Que cache la décision de transférer l’ambassade des EU à Jérusalem ?

Et si Trump voyait juste ? Et s’il avait quelque chose en tête ?

Et si Trump n’était pas plus malin qu’on le dit ? Et s’il ne s’agissait pas juste d’endormir les super-faucons netanyahouistes pour se donner le temps de faire quelque chose pour la Palestine ?
En effet, la « décision » de Trump de transférer l’ambassade des États-Unis à Jérusalem ne fait que confirmer celle prise par le Congrès américain en 1995 et dont l’application a été reportée à maintes reprises depuis, Y COMPRIS PAR TRUMP il y a peu. Par ailleurs, la mise en œuvre en sera lointaine puisqu’il faut construire une nouvelle ambassade. Il y a donc peu de chances, surtout après le tollé provoqué dans l’opinion et la communauté internationales, qu’un déménagement soit improvisé dans une Jérusalem bien en peine de recevoir la pléthorique administration américaine. D’ailleurs, TOUS les pays ayant reconnu Israël ont leurs services diplomatiques à Jérusalem puisque c’est là que se situent les institutions politiques du pays.
Pendant ce temps, un nouveau traité de paix est négocié avec des partenaires palestiniens en réalité pas très heureux de la situation actuelle. Avec quelques mds$ saoudiens injectés dans l’économie palestinienne (et les comptes en banque des dirigeants d’un Hamas fatigué et d’une « Autorité » palestinienne fantomatique), et après une intifada pour l’honneur, on obtiendra l’assentiment d’une population palestinienne exsangue et qui ne demande que la paix et le confort.

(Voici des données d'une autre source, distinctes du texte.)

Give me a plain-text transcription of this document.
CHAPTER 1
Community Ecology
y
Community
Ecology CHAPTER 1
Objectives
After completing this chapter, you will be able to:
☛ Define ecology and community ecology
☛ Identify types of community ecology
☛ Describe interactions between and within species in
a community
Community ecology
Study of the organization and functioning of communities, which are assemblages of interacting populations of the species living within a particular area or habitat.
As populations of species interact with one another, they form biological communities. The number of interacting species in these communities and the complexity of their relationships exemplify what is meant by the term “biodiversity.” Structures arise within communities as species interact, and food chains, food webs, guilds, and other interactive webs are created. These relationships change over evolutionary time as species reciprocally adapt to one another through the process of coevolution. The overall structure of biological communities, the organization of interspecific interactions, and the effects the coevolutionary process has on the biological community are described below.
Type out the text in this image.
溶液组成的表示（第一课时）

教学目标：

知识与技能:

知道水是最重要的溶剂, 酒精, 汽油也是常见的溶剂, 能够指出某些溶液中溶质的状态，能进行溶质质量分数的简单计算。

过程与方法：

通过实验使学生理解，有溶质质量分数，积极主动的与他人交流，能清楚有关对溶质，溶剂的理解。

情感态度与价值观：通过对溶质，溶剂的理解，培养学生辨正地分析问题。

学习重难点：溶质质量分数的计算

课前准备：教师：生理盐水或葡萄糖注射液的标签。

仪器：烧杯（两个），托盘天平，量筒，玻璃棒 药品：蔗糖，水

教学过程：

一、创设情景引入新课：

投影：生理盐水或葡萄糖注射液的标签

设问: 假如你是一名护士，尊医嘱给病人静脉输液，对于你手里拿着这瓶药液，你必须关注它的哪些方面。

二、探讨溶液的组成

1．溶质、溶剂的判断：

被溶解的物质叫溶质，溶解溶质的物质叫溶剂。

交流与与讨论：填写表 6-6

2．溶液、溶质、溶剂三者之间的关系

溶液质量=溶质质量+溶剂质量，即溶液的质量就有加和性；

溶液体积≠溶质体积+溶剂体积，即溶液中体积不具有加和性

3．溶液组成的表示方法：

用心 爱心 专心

Ce scénario est d’autant plus crédible que tout le monde aujourd’hui s’accorde sur infaisabilité du projet de deux états. Surtout, la décision de Trump a été suivie d’une mission donnée à son gendre Yared Kushner, qui est le go-between entre Trump Netanyahou, et Mohamed Ben Salman pour l’ensemble de la géopolitique locale : concevoir un nouveau traité de paix sur la base d’un état unique où les Palestiniens auraient des droits constitutionnels spécifiques. Quelque chose entre un apartheid soft supportable par une majorité de Palestiniens et une fédération de deux entités séparées dotées de compétences non régaliennes.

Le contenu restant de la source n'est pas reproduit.